Lower gas and electricity bills predicted for 2020 in Latvia

Take note – story published 4 years ago

Latvijas Gāze 2020 tariffs published on December 2 promise the lowest natural gas rates in ten years for the first half of the year, and Sadales Tīkls announced on November 28 that electricity tariffs will be decreased from 2020 through 2024 by an average of 5.5%.

Depending on usage, natural gas tariffs are expected to decrease by anywhere from 7% to more than 10%. The fall in global gas prices is partially responsible for the decreased tariffs, as well as the agreement between Latvia, Estonia and Finland on creating single gas transmission tariff zone.

According to Conexus Baltic Grid, the single natural gas market is a single natural gas transmission entry/exit tariff area, which means that payments when crossing the territorial borders of each country are being cancelled. 

"You could say that this year household users can be sure that they can freely use natural gas for heating and cooking, and not worry about huge bills, they should be at the historically lowest level over the past ten years," said Public Utilities Commission Director Rolands Irklis.

Natural gas consumers using up to 25 000 cubic meters experience two tariff changes a year - on January 1 and July 1.

Sadales Tīkls was able to decrease tariffs thanks to a 2017 efficiency program, which has already saved the company 26 million euros. The program will continue until 2022, however the optimization effects are already apparent in the tariff decreases, says the company.
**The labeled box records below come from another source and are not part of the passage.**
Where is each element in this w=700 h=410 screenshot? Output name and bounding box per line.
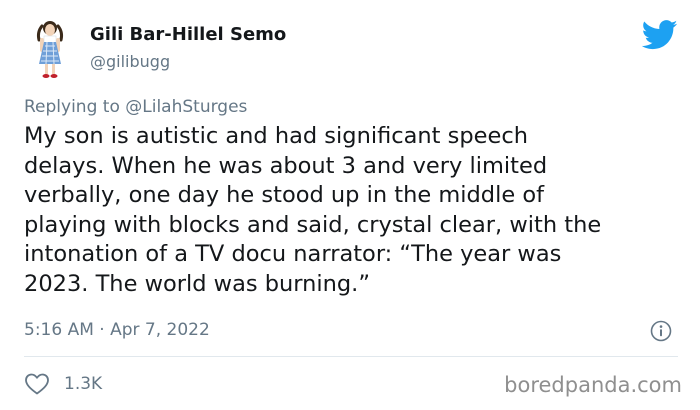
like-button[interactable]: 1.3K [24, 370, 102, 398]
reply-mention-link[interactable]: @LilahSturges [125, 97, 247, 117]
author-info: Gili Bar-Hillel Semo @gilibugg [90, 24, 286, 72]
tweet-text-line: delays. When he was about 3 and very lim… [24, 152, 548, 179]
tweet-timestamp[interactable]: 5:16 AM · Apr 7, 2022 [24, 318, 210, 342]
heart-icon[interactable] [24, 372, 50, 396]
author-handle[interactable]: @gilibugg [90, 52, 286, 72]
info-icon[interactable] [650, 320, 672, 342]
twitter-bird-icon[interactable] [642, 20, 678, 50]
watermark: boredpanda.com [504, 373, 682, 397]
like-count: 1.3K [64, 374, 103, 394]
divider [24, 356, 678, 357]
author-display-name[interactable]: Gili Bar-Hillel Semo [90, 24, 286, 46]
tweet-text-line: verbally, one day he stood up in the mid… [24, 182, 545, 208]
tweet-card: Gili Bar-Hillel Semo @gilibugg Replying … [0, 0, 700, 410]
avatar[interactable] [26, 18, 74, 80]
replying-to-prefix: Replying to [24, 97, 126, 117]
tweet-text-line: My son is autistic and had significant s… [24, 123, 528, 149]
replying-to: Replying to @LilahSturges [24, 96, 247, 118]
tweet-text: My son is autistic and had significant s… [24, 122, 689, 299]
tweet-text-line: playing with blocks and said, crystal cl… [24, 211, 602, 238]
tweet-text-line: 2023. The world was burning.” [24, 270, 370, 297]
tweet-text-line: intonation of a TV docu narrator: “The y… [24, 241, 562, 267]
The greatest beneficiaries will be electricity consumers who use the grid connection capacity effectively, as well as those who use it during the night. The distribution services make up around ⅓ of cost of electricity, which includes distribution service operator costs and transmission operator Augstsprieguma Tīkls costs, which haven't changed.

As previously reported on January 2, the Economics Ministry submitted to the government committee a report that lists possible solutions for discontinuing the mandatory procurement component in electricity tariffs as of 2022.

Also this year, the European Commission announced on March 19 it had signed off on a 323-million-euro grant to integrate the electricity networks of the Baltic states with those in the rest of the European mainland.